Seit längerem bemüht sich der "Arbeitskreis Zwangssterilisation und 'Euthanasie' in Frankfurt am Main" mit Unterstützung der Vereinigung "Gegen Vergessen - Für Demokratie" und dem "Bund der 'Euthanasie'-Geschädigten und Zwangssterilisierten" (BEZ) darum, diesen Zustand zu ändern. So wurde im Oktober 2019 eine Informationsplatte vor dem Gräberfeld eingeweiht, die auf diese Tatsache hinweist.

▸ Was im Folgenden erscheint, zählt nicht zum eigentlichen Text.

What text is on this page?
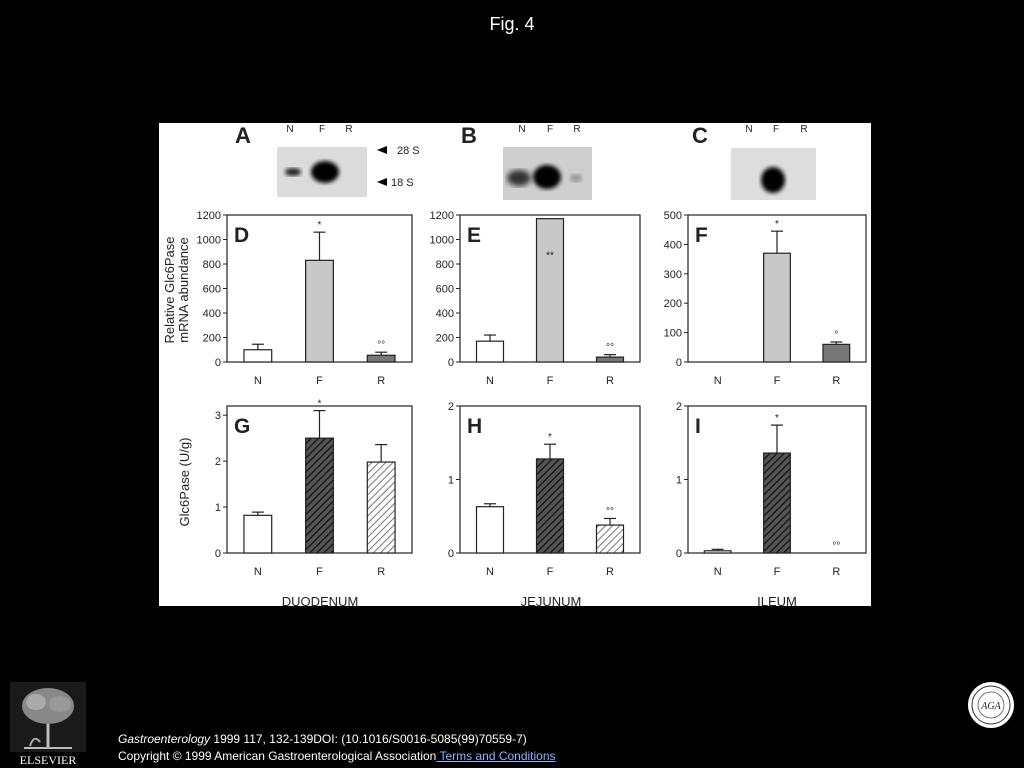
Fig. 4
A	N	F R
28 S
18 S
B	N F R	C	N F R
Relative Glc6Pase mRNA abundance
Glc6Pase (U/g)
DUODENUM	JEJUNUM	ILEUM
D
0
200
400
600
800
1000
1200
N
*
F
°°
R
E
0
200
400
600
800
1000
1200
N
**
F
°°
R
F
0
100
200
300
400
500
N
*
F
°
R
G
0
1
2
3
N
*
F	R
H
0
1
2
N
*
F
°°
R
I
0
1
2
N
*
F
°°
R
ELSEVIER
AGA
Gastroenterology 1999 117, 132-139DOI: (10.1016/S0016-5085(99)70559-7)
Copyright © 1999 American Gastroenterological Association Terms and Conditions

Der Arbeitskreis hat die Daten der Ermordeten zusammengetragen. Dies ist auch auf einer Website (https://graeberfeld.copyriot.com) dokumentiert. Die Bemühungen, die Grabsteine, die zum Teil stark verwittert sind, hinsichtlich der falschen Angaben korrigieren zu lassen, waren bislang erfolglos. Seit einer gemeinsamen Begehung mit einer Vertreterin des zuständigen Regierungspräsidiums Darmstadt am 6. Juli 2017 hat sich nichts getan, obwohl Vorschläge für eine Neugestaltung der Grabsteine (mit Kostenvoranschlag eines Steinmetzes) vorliegen.

Der Magistrat wird daher gebeten:

- das Regierungspräsidium Darmstadt aufzufordern, in Zusammenarbeit mit dem Arbeitskreis die notwendigen Korrekturen der Grabsteine vorzunehmen und so den Opfern im Tode ihre Würde zurück zu geben.

- Des Weiteren wird der Magistrat gebeten zu berichten, welcher Maßnahmen es bedarf, die Erinnerungen an die Einzelschicksale der ermordeten Menschen der Euthanasie zu erforschen und für die Nachwelt zugänglich zu machen.